On ne peut pas rejouer l’histoire, donc on ne peut pas tester les affirmations de Morse, mais Ellsberg a dit à plusieurs reprises que le plus grand regret de sa vie était de ne pas avoir révélé les mensonges du gouvernement sur le Vietnam beaucoup plus tôt. Il y a de nombreuses raisons pour lesquelles il ne l’a pas fait et pourquoi si peu de responsables dénoncent les méfaits de la sécurité nationale.
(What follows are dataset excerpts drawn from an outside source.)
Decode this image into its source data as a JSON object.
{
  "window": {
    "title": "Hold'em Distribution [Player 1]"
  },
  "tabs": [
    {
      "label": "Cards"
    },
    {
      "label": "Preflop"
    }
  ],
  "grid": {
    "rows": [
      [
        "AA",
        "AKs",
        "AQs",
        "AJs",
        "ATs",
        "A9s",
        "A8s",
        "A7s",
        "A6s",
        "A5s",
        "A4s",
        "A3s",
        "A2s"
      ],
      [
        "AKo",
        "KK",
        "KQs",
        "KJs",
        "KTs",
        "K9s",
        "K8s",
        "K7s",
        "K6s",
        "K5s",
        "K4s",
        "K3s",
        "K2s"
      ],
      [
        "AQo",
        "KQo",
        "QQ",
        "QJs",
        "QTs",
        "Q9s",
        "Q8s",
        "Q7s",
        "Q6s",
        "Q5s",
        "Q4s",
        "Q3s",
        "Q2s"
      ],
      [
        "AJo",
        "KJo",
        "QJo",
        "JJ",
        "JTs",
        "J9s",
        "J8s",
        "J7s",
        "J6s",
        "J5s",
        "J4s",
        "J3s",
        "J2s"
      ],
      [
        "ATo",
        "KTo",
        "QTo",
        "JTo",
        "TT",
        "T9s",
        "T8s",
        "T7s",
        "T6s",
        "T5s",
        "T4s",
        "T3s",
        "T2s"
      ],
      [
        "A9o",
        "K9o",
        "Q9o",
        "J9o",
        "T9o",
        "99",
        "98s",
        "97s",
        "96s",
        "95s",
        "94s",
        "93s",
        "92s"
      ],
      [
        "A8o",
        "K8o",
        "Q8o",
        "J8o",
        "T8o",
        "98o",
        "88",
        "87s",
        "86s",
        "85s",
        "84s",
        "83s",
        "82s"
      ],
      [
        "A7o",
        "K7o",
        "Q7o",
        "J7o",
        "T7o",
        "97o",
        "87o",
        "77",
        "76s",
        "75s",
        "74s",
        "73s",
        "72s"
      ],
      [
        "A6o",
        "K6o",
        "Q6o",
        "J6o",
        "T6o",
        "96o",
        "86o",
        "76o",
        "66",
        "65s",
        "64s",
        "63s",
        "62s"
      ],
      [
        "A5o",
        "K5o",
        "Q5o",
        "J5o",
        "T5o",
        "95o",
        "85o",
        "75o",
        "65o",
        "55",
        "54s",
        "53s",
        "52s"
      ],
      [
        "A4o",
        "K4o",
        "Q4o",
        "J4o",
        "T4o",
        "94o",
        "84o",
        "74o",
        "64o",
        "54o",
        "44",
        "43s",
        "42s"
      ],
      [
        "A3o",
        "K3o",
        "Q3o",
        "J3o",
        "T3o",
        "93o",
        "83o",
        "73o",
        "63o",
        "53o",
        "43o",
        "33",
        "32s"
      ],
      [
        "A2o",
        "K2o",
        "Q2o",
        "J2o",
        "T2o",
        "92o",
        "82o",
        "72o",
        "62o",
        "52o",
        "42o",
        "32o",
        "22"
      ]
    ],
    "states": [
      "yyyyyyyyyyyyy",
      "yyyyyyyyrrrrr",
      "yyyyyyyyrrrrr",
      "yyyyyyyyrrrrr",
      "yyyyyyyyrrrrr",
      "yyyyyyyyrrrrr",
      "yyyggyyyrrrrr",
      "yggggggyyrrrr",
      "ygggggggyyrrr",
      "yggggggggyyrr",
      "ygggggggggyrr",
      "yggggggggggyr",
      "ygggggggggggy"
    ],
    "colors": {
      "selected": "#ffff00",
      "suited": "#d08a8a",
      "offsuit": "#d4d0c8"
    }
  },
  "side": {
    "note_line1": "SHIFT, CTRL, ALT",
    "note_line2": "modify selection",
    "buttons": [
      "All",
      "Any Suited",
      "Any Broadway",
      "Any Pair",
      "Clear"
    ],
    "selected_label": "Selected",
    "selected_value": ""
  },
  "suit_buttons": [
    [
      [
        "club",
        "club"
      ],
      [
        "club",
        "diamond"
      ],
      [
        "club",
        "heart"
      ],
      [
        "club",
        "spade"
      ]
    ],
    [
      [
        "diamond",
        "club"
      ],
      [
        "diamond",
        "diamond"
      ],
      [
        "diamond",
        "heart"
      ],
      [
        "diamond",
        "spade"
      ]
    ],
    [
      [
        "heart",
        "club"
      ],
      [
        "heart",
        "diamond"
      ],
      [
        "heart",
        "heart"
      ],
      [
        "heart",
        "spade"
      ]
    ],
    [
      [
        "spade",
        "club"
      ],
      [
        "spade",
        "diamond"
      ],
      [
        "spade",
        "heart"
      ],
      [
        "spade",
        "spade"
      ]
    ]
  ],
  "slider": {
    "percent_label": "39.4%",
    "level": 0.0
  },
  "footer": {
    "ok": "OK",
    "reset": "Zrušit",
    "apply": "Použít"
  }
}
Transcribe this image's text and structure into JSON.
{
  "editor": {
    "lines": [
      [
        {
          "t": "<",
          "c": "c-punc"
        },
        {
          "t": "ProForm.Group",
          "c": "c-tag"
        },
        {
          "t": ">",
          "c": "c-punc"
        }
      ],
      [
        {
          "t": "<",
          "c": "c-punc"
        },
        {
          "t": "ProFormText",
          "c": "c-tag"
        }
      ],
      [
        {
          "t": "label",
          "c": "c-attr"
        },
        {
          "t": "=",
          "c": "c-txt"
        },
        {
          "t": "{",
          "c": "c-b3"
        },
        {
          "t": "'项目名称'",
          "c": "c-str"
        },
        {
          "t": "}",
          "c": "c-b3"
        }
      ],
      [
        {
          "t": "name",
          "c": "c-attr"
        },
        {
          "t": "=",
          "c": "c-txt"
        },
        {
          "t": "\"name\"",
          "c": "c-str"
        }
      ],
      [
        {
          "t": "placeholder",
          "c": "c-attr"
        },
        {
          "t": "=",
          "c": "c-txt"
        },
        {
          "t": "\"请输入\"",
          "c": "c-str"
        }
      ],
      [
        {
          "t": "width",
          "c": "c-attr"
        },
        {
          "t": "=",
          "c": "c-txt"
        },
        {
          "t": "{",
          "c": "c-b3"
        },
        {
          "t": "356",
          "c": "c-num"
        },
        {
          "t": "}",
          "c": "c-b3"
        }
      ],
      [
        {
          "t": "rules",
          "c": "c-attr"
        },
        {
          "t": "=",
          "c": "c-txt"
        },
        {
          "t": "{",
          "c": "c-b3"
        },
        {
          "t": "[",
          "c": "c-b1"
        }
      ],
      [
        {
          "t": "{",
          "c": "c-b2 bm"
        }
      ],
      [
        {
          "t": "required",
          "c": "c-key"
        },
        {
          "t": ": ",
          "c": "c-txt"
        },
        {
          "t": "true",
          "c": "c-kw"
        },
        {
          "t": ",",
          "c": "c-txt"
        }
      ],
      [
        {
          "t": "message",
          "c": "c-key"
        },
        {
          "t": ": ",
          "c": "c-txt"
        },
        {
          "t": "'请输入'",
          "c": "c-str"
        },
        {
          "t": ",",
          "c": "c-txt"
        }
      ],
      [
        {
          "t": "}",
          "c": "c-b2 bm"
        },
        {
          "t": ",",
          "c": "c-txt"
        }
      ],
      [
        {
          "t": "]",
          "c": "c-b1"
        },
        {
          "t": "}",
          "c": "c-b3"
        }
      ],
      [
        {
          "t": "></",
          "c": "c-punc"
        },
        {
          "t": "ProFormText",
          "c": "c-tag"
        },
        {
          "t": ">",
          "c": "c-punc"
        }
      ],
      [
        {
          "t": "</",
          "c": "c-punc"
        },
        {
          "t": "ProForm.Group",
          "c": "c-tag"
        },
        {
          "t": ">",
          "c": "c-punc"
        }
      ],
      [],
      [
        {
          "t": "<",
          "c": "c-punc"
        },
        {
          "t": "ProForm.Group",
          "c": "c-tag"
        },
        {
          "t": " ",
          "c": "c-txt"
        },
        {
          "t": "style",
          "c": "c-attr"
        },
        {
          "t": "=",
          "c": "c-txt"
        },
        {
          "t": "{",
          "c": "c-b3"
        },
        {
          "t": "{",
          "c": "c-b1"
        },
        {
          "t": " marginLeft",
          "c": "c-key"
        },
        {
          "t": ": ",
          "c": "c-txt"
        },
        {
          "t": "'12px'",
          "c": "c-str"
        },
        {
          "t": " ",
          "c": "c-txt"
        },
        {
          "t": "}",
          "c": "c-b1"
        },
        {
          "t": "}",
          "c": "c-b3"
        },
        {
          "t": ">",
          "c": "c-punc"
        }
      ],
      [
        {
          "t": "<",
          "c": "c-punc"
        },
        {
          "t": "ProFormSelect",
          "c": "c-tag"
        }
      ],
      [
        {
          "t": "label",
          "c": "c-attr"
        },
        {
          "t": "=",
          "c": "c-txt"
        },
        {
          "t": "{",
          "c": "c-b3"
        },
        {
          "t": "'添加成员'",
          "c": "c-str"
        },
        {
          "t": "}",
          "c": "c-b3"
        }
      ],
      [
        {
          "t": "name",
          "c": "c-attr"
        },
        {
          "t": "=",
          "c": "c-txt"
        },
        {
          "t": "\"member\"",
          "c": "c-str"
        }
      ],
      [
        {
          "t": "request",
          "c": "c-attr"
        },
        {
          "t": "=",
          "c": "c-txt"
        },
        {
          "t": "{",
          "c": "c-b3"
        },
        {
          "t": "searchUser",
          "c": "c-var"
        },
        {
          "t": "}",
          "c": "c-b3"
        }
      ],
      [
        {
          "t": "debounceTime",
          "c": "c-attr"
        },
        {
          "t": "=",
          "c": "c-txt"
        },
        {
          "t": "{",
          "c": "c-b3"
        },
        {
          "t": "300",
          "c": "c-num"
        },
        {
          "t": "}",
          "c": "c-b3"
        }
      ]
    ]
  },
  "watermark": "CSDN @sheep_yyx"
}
La principale raison, comme Ellsberg l’a compris, est la culture intense du pouvoir, de la loyauté et du carriérisme qui caractérise les cercles de politique étrangère. Presque personne dans ces postes, même ceux qui ont de sérieuses objections aux politiques en cours, n’est prêt à risquer son statut d’initié et son accès au pouvoir et aux informations privilégiées. La plupart d’entre eux ont pleinement intériorisé l’hypothèse arrogante selon laquelle l’élite de la politique étrangère comprend bien mieux que le Congrès ou le peuple comment fonctionne le monde et comment les États-Unis devraient exercer leur pouvoir.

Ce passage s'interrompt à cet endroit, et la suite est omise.